İnanamıyorum. Kuaförün gündeme, siyasete hakimi mi beni buluyor? Yoksa ben bir acayipim de kuaförün acayipi bile bana mı rastlıyor?

DENİZ BAYKAL’IN ÖNEMİ

“Baykal gitse CHP’yi kimse tutamaz”, “Baykal gitse CHP ihya olur”, türü cümleler kuranlara zerre pirim vermem. Kanımca siyaset bilenler de, az biraz CHP’nin içini bilenler de benimle aynı fikirdedir.

Baykal’dan sonraki olası durum senaryoları bir tür korku filmi senaryosu. O yüzden karşımda biri “Baykal gitse…” demeye başladı mı kendimi tutamayıp ağzımdan cümleyi fırlatırım: “Aman yerinden kıpırdamasın!”

Elbette CHP’nin değişime gereksinimi var. Sarıgül hareketinin baskısı belki de CHP’deki değişimi hızlandırmaya yarar kimbilir.

CHP’de bir değişim olacaksa Baykal başındayken olmalıdır. Değişimi yapacak olan Baykal’ın kendisi.

Diyeceksiniz ki “AKP’nin oylarının düşmesinden medet uman bir genel başkandan çok şey beklemiyor musun?”

Bekliyorum, haklısınız. CHP lideri, Hükümet partisinin oy oranına odaklanmak yerine kendi partisinin oy oranına odaklanmalı. Bu söylemi bir iletişim, bir strateji hatası. İyi de Baykal gidince yerine gelecek olanlar zaten ona o hatayı yaptıranlar değil mi? Bir de buradan bakın.

CHP’yi Baykal’dan başkasının değiştirmesi zor. Değiştirebilecek olanların CHP’de o koltuklara gelmesi de neredeyse olanaksız. Sanırım Sayın Baykal da durumun farkında ki az biraz kıpırdanıyor. Elini çabuk tutsa iyi olur, ne insanlarda sabır ne de siyasette keyfi bir ortam var.

İKİ KAPILI OTOMOBİL ÇIKMAZI

İki kapılı lüks otomobillerin mantığını hiç anlamadım. Bir otomobilde iki kapı, zihnimi düğümleyen bir durum.
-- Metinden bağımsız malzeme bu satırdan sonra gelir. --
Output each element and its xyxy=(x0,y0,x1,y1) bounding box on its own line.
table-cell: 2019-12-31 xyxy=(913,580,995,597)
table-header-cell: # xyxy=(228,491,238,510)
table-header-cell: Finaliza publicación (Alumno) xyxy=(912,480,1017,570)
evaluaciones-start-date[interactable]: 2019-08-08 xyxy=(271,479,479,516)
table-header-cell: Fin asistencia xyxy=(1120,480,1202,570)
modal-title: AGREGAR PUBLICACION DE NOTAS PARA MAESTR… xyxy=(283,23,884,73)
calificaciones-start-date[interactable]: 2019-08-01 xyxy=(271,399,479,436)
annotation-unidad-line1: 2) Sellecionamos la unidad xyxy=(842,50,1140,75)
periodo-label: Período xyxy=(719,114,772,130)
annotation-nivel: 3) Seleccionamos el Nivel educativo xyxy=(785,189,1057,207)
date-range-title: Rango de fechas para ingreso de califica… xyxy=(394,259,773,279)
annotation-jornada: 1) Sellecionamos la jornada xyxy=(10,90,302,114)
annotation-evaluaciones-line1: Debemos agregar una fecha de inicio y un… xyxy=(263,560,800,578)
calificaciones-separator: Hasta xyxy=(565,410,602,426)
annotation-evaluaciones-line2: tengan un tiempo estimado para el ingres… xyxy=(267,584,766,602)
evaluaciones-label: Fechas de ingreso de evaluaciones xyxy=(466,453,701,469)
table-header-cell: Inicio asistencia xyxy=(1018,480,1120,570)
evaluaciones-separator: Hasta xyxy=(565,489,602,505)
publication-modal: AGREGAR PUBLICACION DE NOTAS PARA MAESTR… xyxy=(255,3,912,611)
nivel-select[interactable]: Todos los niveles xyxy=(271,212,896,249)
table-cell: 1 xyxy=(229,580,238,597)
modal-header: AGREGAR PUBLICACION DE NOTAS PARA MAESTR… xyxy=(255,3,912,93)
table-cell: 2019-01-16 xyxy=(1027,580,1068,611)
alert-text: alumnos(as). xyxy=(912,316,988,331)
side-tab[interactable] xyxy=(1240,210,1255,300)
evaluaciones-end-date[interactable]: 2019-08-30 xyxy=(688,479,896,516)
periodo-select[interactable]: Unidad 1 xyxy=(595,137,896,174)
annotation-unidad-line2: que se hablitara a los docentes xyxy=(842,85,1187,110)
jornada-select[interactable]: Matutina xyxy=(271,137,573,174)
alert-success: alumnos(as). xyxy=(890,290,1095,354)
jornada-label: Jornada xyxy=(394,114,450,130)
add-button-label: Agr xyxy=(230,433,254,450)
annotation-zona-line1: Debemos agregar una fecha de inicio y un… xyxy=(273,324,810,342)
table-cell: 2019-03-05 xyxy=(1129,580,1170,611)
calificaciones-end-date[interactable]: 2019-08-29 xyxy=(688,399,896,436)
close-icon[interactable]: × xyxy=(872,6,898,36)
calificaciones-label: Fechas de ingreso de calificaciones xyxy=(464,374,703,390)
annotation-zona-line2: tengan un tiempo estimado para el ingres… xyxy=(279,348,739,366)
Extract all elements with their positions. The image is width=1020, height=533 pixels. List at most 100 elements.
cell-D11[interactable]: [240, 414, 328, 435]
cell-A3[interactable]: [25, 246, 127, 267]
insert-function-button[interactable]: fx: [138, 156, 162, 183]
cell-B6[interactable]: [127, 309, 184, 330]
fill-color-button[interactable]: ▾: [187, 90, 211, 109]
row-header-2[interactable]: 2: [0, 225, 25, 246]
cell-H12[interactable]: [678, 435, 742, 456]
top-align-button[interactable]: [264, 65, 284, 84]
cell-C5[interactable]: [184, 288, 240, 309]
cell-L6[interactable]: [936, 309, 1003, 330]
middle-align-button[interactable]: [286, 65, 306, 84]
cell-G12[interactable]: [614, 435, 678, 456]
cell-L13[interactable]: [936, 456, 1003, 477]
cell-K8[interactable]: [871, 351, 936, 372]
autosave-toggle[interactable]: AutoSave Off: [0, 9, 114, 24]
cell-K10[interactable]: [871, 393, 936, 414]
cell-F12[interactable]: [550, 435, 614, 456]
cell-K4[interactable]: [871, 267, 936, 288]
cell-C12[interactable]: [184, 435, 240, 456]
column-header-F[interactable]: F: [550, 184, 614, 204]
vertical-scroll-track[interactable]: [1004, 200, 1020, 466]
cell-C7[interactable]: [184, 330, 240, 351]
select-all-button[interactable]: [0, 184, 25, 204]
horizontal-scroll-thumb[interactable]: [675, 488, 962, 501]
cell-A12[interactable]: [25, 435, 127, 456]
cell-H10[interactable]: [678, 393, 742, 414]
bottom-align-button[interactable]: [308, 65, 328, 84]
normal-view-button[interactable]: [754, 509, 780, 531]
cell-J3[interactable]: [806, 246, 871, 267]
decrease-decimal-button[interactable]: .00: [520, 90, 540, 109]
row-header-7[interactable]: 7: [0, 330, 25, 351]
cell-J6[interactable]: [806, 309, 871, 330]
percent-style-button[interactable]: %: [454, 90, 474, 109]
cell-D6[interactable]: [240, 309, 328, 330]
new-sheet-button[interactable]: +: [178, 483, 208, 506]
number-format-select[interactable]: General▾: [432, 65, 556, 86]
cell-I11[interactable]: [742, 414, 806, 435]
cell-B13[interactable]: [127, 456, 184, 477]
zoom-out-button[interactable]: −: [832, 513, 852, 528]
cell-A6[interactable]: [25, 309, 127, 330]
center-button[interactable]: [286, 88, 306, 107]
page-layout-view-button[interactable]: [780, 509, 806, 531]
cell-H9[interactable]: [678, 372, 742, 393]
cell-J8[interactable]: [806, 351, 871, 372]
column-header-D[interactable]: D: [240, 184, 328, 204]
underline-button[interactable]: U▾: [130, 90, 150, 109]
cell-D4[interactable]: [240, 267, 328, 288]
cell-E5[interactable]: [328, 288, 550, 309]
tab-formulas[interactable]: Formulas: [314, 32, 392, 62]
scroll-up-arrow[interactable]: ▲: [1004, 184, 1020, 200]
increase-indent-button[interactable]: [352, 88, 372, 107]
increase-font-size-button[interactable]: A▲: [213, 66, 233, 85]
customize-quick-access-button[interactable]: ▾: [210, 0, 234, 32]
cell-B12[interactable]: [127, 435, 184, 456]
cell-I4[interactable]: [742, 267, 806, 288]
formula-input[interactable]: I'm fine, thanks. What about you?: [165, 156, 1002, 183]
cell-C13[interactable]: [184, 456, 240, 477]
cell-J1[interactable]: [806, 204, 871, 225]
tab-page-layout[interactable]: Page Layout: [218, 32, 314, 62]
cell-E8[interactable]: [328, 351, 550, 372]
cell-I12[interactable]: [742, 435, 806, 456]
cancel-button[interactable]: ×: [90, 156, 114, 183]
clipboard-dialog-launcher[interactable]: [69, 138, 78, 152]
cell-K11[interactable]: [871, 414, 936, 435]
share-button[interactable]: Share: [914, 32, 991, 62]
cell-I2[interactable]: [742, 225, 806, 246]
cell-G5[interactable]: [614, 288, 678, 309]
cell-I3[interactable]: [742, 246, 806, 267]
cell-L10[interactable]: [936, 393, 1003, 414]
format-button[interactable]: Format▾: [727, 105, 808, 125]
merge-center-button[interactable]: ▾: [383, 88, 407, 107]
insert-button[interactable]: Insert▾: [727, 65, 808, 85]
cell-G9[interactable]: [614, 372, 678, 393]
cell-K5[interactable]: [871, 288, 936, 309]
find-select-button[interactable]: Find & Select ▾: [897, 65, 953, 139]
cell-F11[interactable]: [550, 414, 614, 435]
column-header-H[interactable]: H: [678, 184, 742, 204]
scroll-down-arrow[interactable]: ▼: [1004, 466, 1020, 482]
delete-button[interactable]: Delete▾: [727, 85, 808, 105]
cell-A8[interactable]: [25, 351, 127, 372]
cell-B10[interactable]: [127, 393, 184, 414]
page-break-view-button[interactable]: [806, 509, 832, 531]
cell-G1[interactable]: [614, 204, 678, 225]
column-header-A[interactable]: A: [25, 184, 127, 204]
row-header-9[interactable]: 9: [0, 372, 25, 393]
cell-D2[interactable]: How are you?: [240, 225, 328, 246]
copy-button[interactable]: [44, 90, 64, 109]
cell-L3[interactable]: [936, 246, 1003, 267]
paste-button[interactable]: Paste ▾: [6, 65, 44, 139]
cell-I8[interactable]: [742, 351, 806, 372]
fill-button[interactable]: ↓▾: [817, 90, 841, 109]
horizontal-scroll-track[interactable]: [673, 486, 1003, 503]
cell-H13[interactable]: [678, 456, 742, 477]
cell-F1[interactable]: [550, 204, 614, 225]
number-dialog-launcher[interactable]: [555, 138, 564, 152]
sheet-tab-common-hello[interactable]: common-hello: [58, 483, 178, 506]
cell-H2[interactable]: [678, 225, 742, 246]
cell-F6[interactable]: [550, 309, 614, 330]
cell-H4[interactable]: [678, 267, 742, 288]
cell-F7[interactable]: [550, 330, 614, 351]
Dört koltuğu varsa neden iki kapısı var?

İki kapısı varsa neden dört koltuğu var?

Arkadakiler insin diye neden sürücü de inmek zorunda?

Arkadakiler binsin diye neden sürücü de kavak ağacı gibi dikilmek zorunda?

İki kapılı arabaların çelişki yumağı hali benim için kördüğüm bir durum..

Derken…

Otomobil sektörü bu çelişkili hali fark etmiş olmalı ki yeni modellerinin çoğunu spor otomobil kıvamında dört kapılı üretmeye başlamışlar. BMW daha önce yapmıştı. Şimdi Opel’de var, Audi’ de gördüm. En son Volvo da benzer bir otomobil tasarlamış.

Doğru çözüm benle alâkasız bir durum için de olsa beni sevindiriyor. Bana neyse…

AKLIMDA KALAN

Dönem sonu ödevlerinden birinin son cümlesi: Yüksek lisans öğrencilerime tartışma alanı olarak verdiğim konu başlıklarından biri “değişim, bireyin dönüşümü ve yeni gerçeklik” kavramlarını içeriyordu. Bu kavramları sorgulayan öğrencilerden biri ödevini Adorno’nun muhteşem bir saptamasıyla bitirmiş. Çok sevdiğim bu saptamayı ders verdiğim bir öğrencinin ödevinin son cümlesi olarak gördüğümde öyle sevindim ki sizinle de paylaşmak istedim. Diyor ki Alman felsefeci Adorno: “Yanlış hayatlar doğru yaşanmaz.